The Hamas delegation that arrived in Gaza on Thursday will discuss a ceasefire agreement with Israel that includes the improvement of living conditions in the strip as well as a sea port and an airport in Egypt, according to a report Friday in Lebanese newspaper Al Akhbar.
Meanwhile, a senior source told Ynet that a prisoner exchange deal between Hamas and Israel, which will include the return of two Israeli citizens and the remains of two IDF soldiers, will happen—if at all—only at the end of the agreement's implementation.
A high-level Hamas delegation entered Gaza Thursday evening through the Rafah border crossing after holding talks in Cairo on the reconciliation agreement with Fatah as well as a possible ceasefire with Israel.
Most of the Hamas leadership is based in Gaza but was joined by exiled members of the group's political bureau, including Saleh al-Arouri, a founder of the Hamas military wing in the West Bank and a mastermind of violent attacks against Israelis in the past; Hamas's spokesman abroad Husam Badran; senior Hamas official Mousa Abu Marzouk; and Hamas official Izzat al-Rishq.
Deputy Hamas leader in Gaza, Khalil al-Hayya, accompanied the delegation to Cairo and returned with it to Gaza on Thursday.
The Hamas website Safa said Friday this marks the first time all members of the political bureau have come together in Gaza.
Hamas officials have said guarantees were given that the delegation would not be targeted by Israel and that progress has been made toward a truce that could pave the way for a UN-led reconstruction of Gaza.

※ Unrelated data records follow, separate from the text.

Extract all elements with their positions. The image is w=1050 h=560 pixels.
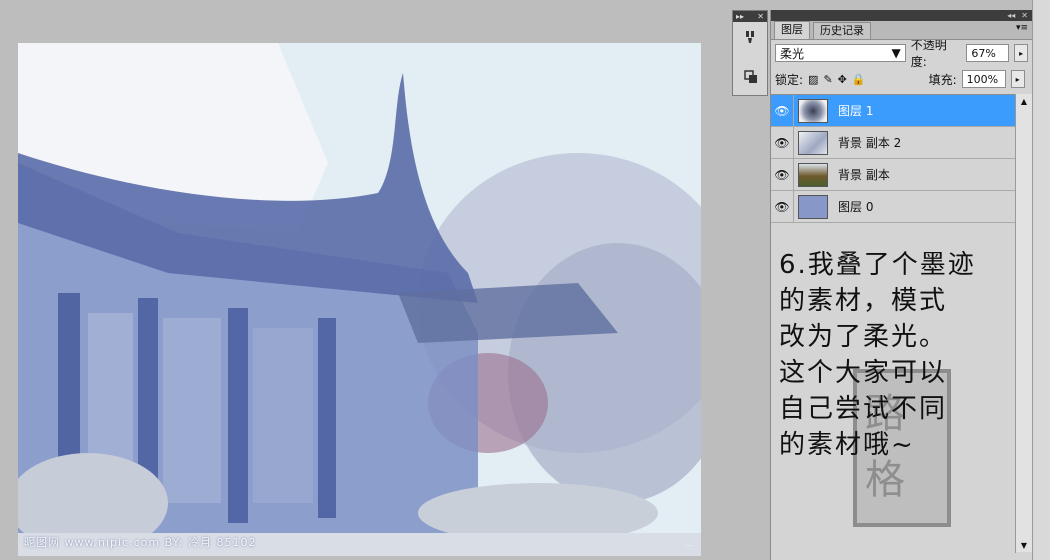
tab-history[interactable]: 历史记录 bbox=[813, 22, 871, 39]
scroll-down-icon[interactable]: ▼ bbox=[1016, 538, 1032, 552]
blend-mode-select[interactable]: 柔光 ▼ bbox=[775, 44, 906, 62]
window-edge bbox=[1032, 0, 1050, 560]
lock-all-icon[interactable]: 🔒 bbox=[852, 73, 866, 86]
layer-thumbnail bbox=[798, 162, 828, 187]
eye-icon[interactable]: 👁 bbox=[771, 95, 794, 126]
note-line: 的素材，模式 bbox=[779, 286, 948, 316]
note-line: 6.我叠了个墨迹 bbox=[779, 250, 976, 280]
collapsed-panel-dock: ▸▸ ✕ bbox=[732, 10, 768, 96]
tutorial-note: 6.我叠了个墨迹 的素材，模式 改为了柔光。 这个大家可以 自己尝试不同 的素材… bbox=[779, 247, 1014, 463]
layers-list: 👁 图层 1 👁 背景 副本 2 👁 背景 副本 👁 图层 0 路 格 6.我叠… bbox=[771, 94, 1016, 553]
layer-row[interactable]: 👁 背景 副本 bbox=[771, 159, 1015, 191]
layer-row[interactable]: 👁 图层 1 bbox=[771, 95, 1015, 127]
lock-label: 锁定: bbox=[775, 72, 804, 87]
fill-slider-button[interactable]: ▸ bbox=[1010, 70, 1025, 88]
canvas-watermark: 昵图网 www.nipic.com BY: 冷月 85102 bbox=[24, 536, 257, 549]
layer-row[interactable]: 👁 图层 0 bbox=[771, 191, 1015, 223]
layer-row[interactable]: 👁 背景 副本 2 bbox=[771, 127, 1015, 159]
panel-menu-icon[interactable]: ▾≡ bbox=[1016, 23, 1028, 33]
tab-layers[interactable]: 图层 bbox=[774, 21, 810, 39]
artwork bbox=[18, 43, 701, 556]
collapse-panel-icon[interactable]: ◂◂ bbox=[1007, 11, 1015, 20]
panel-tabs: 图层 历史记录 ▾≡ bbox=[771, 21, 1032, 40]
note-line: 自己尝试不同 bbox=[779, 394, 948, 424]
eye-icon[interactable]: 👁 bbox=[771, 159, 794, 190]
panel-titlebar: ◂◂ ✕ bbox=[771, 10, 1032, 21]
layer-name: 背景 副本 2 bbox=[838, 136, 902, 150]
layer-name: 图层 0 bbox=[838, 200, 874, 214]
fill-label: 填充: bbox=[928, 72, 957, 87]
chevron-down-icon: ▼ bbox=[891, 46, 901, 60]
note-line: 改为了柔光。 bbox=[779, 322, 948, 352]
layer-name: 背景 副本 bbox=[838, 168, 890, 182]
lock-row: 锁定: ▨ ✎ ✥ 🔒 填充: 100% ▸ bbox=[771, 66, 1032, 92]
clone-source-icon[interactable] bbox=[741, 67, 761, 87]
opacity-field[interactable]: 67% bbox=[966, 44, 1010, 62]
blend-row: 柔光 ▼ 不透明度: 67% ▸ bbox=[771, 38, 1032, 69]
lock-paint-icon[interactable]: ✎ bbox=[823, 73, 832, 86]
note-line: 的素材哦~ bbox=[779, 430, 915, 460]
lock-position-icon[interactable]: ✥ bbox=[838, 73, 847, 86]
canvas-watermark-small: ... bbox=[685, 539, 693, 548]
lock-transparent-icon[interactable]: ▨ bbox=[808, 73, 818, 86]
note-line: 这个大家可以 bbox=[779, 358, 948, 388]
close-panel-icon[interactable]: ✕ bbox=[757, 12, 764, 21]
expand-panel-icon[interactable]: ▸▸ bbox=[736, 12, 744, 21]
eye-icon[interactable]: 👁 bbox=[771, 127, 794, 158]
layers-scrollbar[interactable]: ▲ ▼ bbox=[1015, 94, 1032, 552]
eye-icon[interactable]: 👁 bbox=[771, 191, 794, 222]
layer-thumbnail bbox=[798, 98, 828, 123]
layers-panel: ◂◂ ✕ 图层 历史记录 ▾≡ 柔光 ▼ 不透明度: 67% ▸ 锁定: ▨ ✎… bbox=[770, 10, 1032, 560]
document-canvas[interactable]: 昵图网 www.nipic.com BY: 冷月 85102 ... bbox=[18, 43, 701, 556]
fill-field[interactable]: 100% bbox=[961, 70, 1006, 88]
layer-thumbnail bbox=[798, 130, 828, 155]
opacity-slider-button[interactable]: ▸ bbox=[1014, 44, 1028, 62]
layer-name: 图层 1 bbox=[838, 104, 874, 118]
opacity-label: 不透明度: bbox=[910, 38, 947, 69]
scroll-up-icon[interactable]: ▲ bbox=[1016, 94, 1032, 108]
mini-panel-header: ▸▸ ✕ bbox=[733, 11, 767, 22]
lock-icons: ▨ ✎ ✥ 🔒 bbox=[808, 73, 866, 86]
brush-presets-icon[interactable] bbox=[741, 27, 761, 47]
blend-mode-value: 柔光 bbox=[780, 46, 805, 61]
layer-thumbnail bbox=[798, 194, 828, 219]
close-panel-icon[interactable]: ✕ bbox=[1021, 11, 1028, 20]
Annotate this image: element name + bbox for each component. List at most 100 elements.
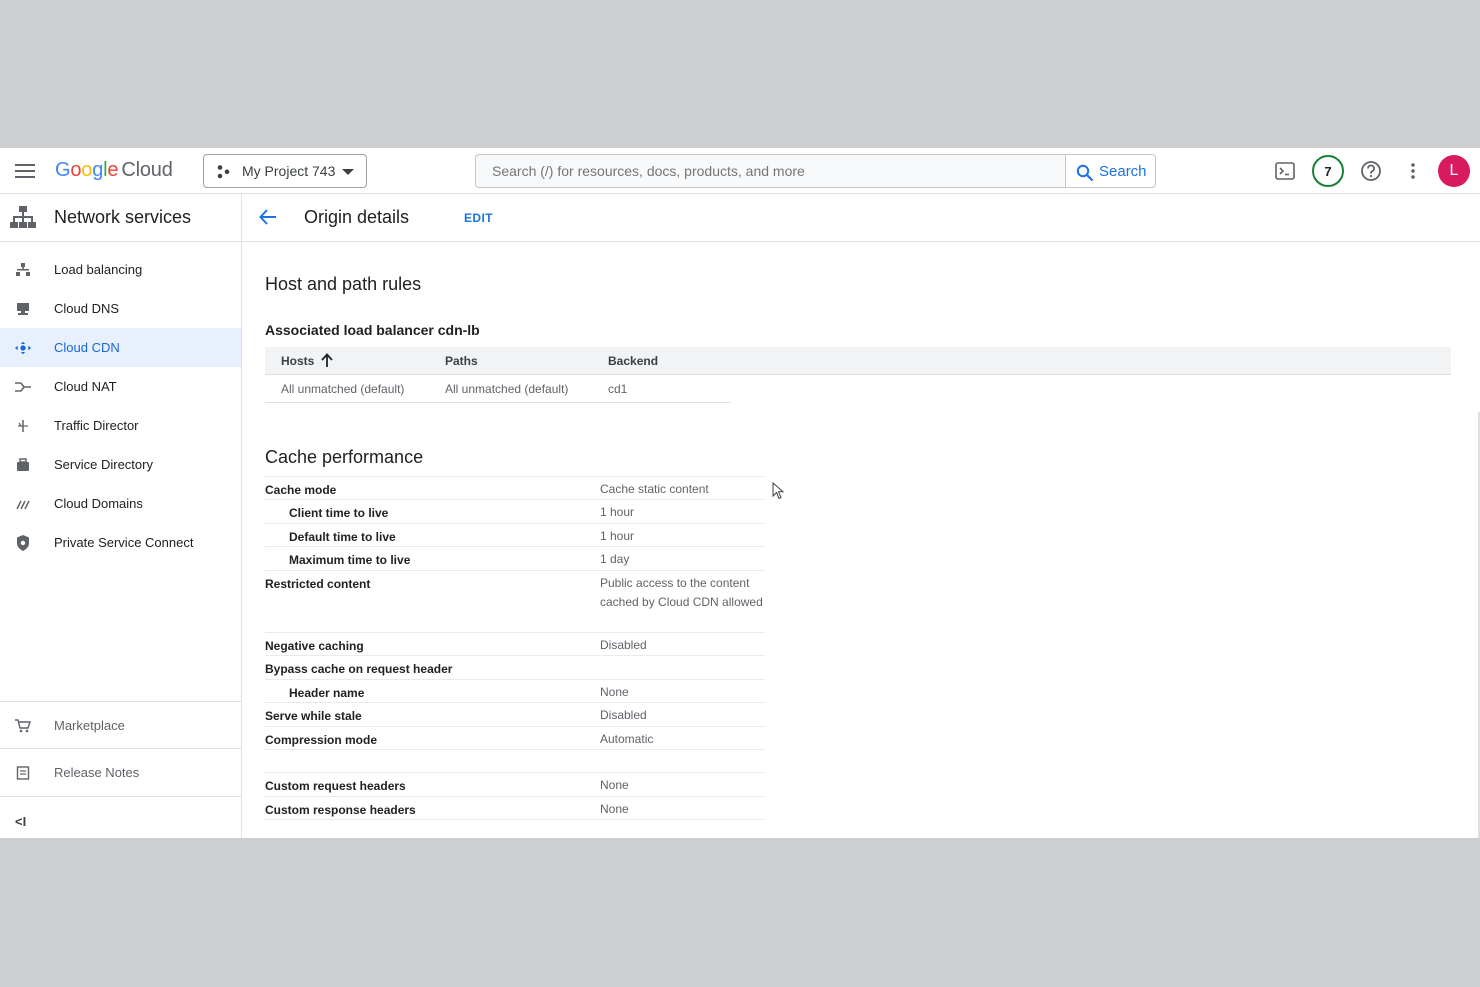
sidebar-divider xyxy=(0,748,241,749)
cache-property-row: Default time to live 1 hour xyxy=(265,524,765,548)
app-window: GoogleCloud My Project 743 Search 7 L xyxy=(0,148,1480,838)
load-balancer-label: Associated load balancer cdn-lb xyxy=(265,322,480,338)
page-header: Origin details EDIT xyxy=(242,194,1480,242)
service-directory-icon xyxy=(15,457,31,473)
cache-property-row: Serve while stale Disabled xyxy=(265,703,765,727)
sidebar-item-cloud-dns[interactable]: Cloud DNS xyxy=(0,289,241,328)
cloud-shell-icon[interactable] xyxy=(1270,156,1300,186)
table-header: Hosts Paths Backend xyxy=(265,347,1451,375)
cache-property-row: Cache mode Cache static content xyxy=(265,477,765,501)
sidebar-header: Network services xyxy=(0,194,241,242)
property-value: Disabled xyxy=(600,708,647,723)
edit-button[interactable]: EDIT xyxy=(464,211,493,225)
property-key: Maximum time to live xyxy=(289,553,411,568)
sidebar-item-private-service-connect[interactable]: Private Service Connect xyxy=(0,523,241,562)
menu-icon[interactable] xyxy=(15,163,35,179)
project-icon xyxy=(217,165,230,179)
shield-icon xyxy=(15,535,31,551)
sidebar-item-cloud-nat[interactable]: Cloud NAT xyxy=(0,367,241,406)
sidebar-item-label: Traffic Director xyxy=(54,418,139,433)
main-content: Origin details EDIT Host and path rules … xyxy=(242,194,1480,838)
property-key: Custom response headers xyxy=(265,802,416,817)
sidebar-item-release-notes[interactable]: Release Notes xyxy=(0,753,241,792)
more-vert-icon[interactable] xyxy=(1398,156,1428,186)
avatar[interactable]: L xyxy=(1438,155,1470,187)
cloud-nat-icon xyxy=(15,379,31,395)
column-header-paths: Paths xyxy=(445,354,478,368)
property-value: 1 day xyxy=(600,552,630,567)
property-key: Cache mode xyxy=(265,483,337,497)
help-icon[interactable] xyxy=(1356,156,1386,186)
cell-host: All unmatched (default) xyxy=(281,382,405,396)
sidebar-item-label: Private Service Connect xyxy=(54,535,194,550)
property-key: Bypass cache on request header xyxy=(265,662,453,677)
sidebar-divider xyxy=(0,796,241,797)
sidebar-item-marketplace[interactable]: Marketplace xyxy=(0,706,241,745)
cell-path: All unmatched (default) xyxy=(445,382,569,396)
cache-property-row xyxy=(265,750,765,774)
property-value: None xyxy=(600,801,629,816)
search-button[interactable]: Search xyxy=(1065,154,1156,188)
cloud-dns-icon xyxy=(15,301,31,317)
cache-performance-heading: Cache performance xyxy=(265,447,424,467)
cache-property-row: Bypass cache on request header xyxy=(265,656,765,680)
sidebar-item-label: Cloud Domains xyxy=(54,496,143,511)
sidebar-item-traffic-director[interactable]: Traffic Director xyxy=(0,406,241,445)
mouse-cursor-icon xyxy=(772,482,784,500)
notes-icon xyxy=(15,765,31,781)
sidebar-item-cloud-cdn[interactable]: Cloud CDN xyxy=(0,328,241,367)
cache-property-row: Client time to live 1 hour xyxy=(265,500,765,524)
property-key: Custom request headers xyxy=(265,779,406,794)
property-value: Disabled xyxy=(600,638,647,652)
sidebar-item-label: Cloud DNS xyxy=(54,301,120,316)
column-header-backend: Backend xyxy=(608,354,659,368)
sidebar-item-label: Service Directory xyxy=(54,457,153,472)
host-path-rules-heading: Host and path rules xyxy=(265,274,422,294)
property-key: Serve while stale xyxy=(265,709,362,724)
sidebar-item-label: Cloud NAT xyxy=(54,379,117,394)
back-arrow-icon[interactable] xyxy=(258,207,278,232)
property-value: 1 hour xyxy=(600,528,635,543)
network-services-icon xyxy=(10,206,36,228)
search-icon xyxy=(1076,164,1094,182)
sidebar-item-label: Cloud CDN xyxy=(54,340,120,355)
sidebar-item-load-balancing[interactable]: Load balancing xyxy=(0,250,241,289)
chevron-down-icon xyxy=(342,169,354,175)
property-value: 1 hour xyxy=(600,505,635,520)
top-bar: GoogleCloud My Project 743 Search 7 L xyxy=(0,148,1480,194)
property-value: Public access to the content cached by C… xyxy=(600,575,763,610)
cache-property-row: Custom request headers None xyxy=(265,773,765,797)
cache-property-row: Maximum time to live 1 day xyxy=(265,547,765,571)
project-selector[interactable]: My Project 743 xyxy=(203,154,367,188)
property-key: Negative caching xyxy=(265,639,364,653)
load-balancing-icon xyxy=(15,262,31,278)
column-header-hosts[interactable]: Hosts xyxy=(281,354,314,368)
sidebar-item-cloud-domains[interactable]: Cloud Domains xyxy=(0,484,241,523)
sort-arrow-up-icon[interactable] xyxy=(321,353,333,367)
cache-property-row: Negative caching Disabled xyxy=(265,633,765,657)
table-row: All unmatched (default) All unmatched (d… xyxy=(265,375,731,403)
property-key: Compression mode xyxy=(265,732,378,747)
search-input[interactable] xyxy=(475,154,1065,188)
project-name: My Project 743 xyxy=(242,163,336,179)
sidebar-title: Network services xyxy=(54,207,192,227)
search-button-label: Search xyxy=(1099,163,1147,180)
property-value: Automatic xyxy=(600,731,654,746)
sidebar-item-service-directory[interactable]: Service Directory xyxy=(0,445,241,484)
sidebar-item-label: Marketplace xyxy=(54,718,125,733)
cloud-domains-icon xyxy=(15,496,31,512)
cloud-cdn-icon xyxy=(15,340,31,356)
google-cloud-logo[interactable]: Google Cloud xyxy=(55,159,173,182)
traffic-director-icon xyxy=(15,418,31,434)
property-key: Client time to live xyxy=(289,506,389,521)
cache-property-row: Custom response headers None xyxy=(265,797,765,821)
collapse-sidebar-button[interactable]: <I xyxy=(15,814,26,829)
page-title: Origin details xyxy=(304,207,410,227)
property-key: Header name xyxy=(289,685,365,700)
property-value: None xyxy=(600,778,629,793)
cart-icon xyxy=(15,718,31,734)
sidebar-item-label: Load balancing xyxy=(54,262,143,277)
notifications-badge[interactable]: 7 xyxy=(1312,155,1344,187)
property-value: None xyxy=(600,684,629,699)
cache-property-row: Header name None xyxy=(265,680,765,704)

Israel's Security Cabinet is set to convene on Sunday in an underground bunker in the Jerusalem area in order to discuss a wide-scale arrangement on the Gaza Strip. The ministers will be briefed on the discussions held under the auspices of UN Middle East envoy Nikolay Mladenov and the Egyptians.
According to Al Akhbar, the first stage of the ceasefire agreement will come into effect within a week and will include an end to "March of Return" protest activities on the Israel-Gaza border.
In return, the Kerem Shalom border crossing will resume activity and the Rafah border crossing with Egypt will be reopened on a more permanent basis.
The second stage will include the improvement of living conditions in the Gaza Strip and the complete removal of the blockade, according to the Lebanese paper.
Israel will allow the transfer of goods into the strip and increase the electricity it provides Gaza.
The third stage of the plan, according to the report, will include the launch of UN humanitarian projects already proposed in the past, including the construction of a sea port for Gaza in Ismailia, Egypt, operating an airport for the strip in Sinai, as well as the construction of a power plant in the Egyptian peninsula. In addition, the reconstruction of Gaza will go ahead.
This reported outline was presented by UN Envoy to the Middle East Nickolay Mladenov to Hamas leader Ismail Haniyeh during their meeting last week in Gaza.
Among the other incentives to the Palestinians in the plan is increasing the power supply to the strip to four additional hours a day, $31 million in aid from Qatar, and $91 million in aid for UNRWA. In addition, $10 million will be transferred to the strip to pay salaries to Palestinian Authority employees in the Gaza Strip.
A Hamas official told Al Akhbar that "there is an agreement in principle to the Egyptian-international roadmap for calm in the strip."
However, Hamas's political leadership wishes to first have a discussion on the plan before giving the go-ahead for the final negotiations.
On Saturday, Hamas and Fatah delegations are scheduled to return to Egypt and have a joint meeting with Egyptian intelligence officials on the internal Palestinian reconciliation. If no new disagreements emerge, the two warring factions might officially announce the adoption of the Egyptian roadmap for the reconciliation, signed by the two sides several months ago.
The Associated Press contributed to this report.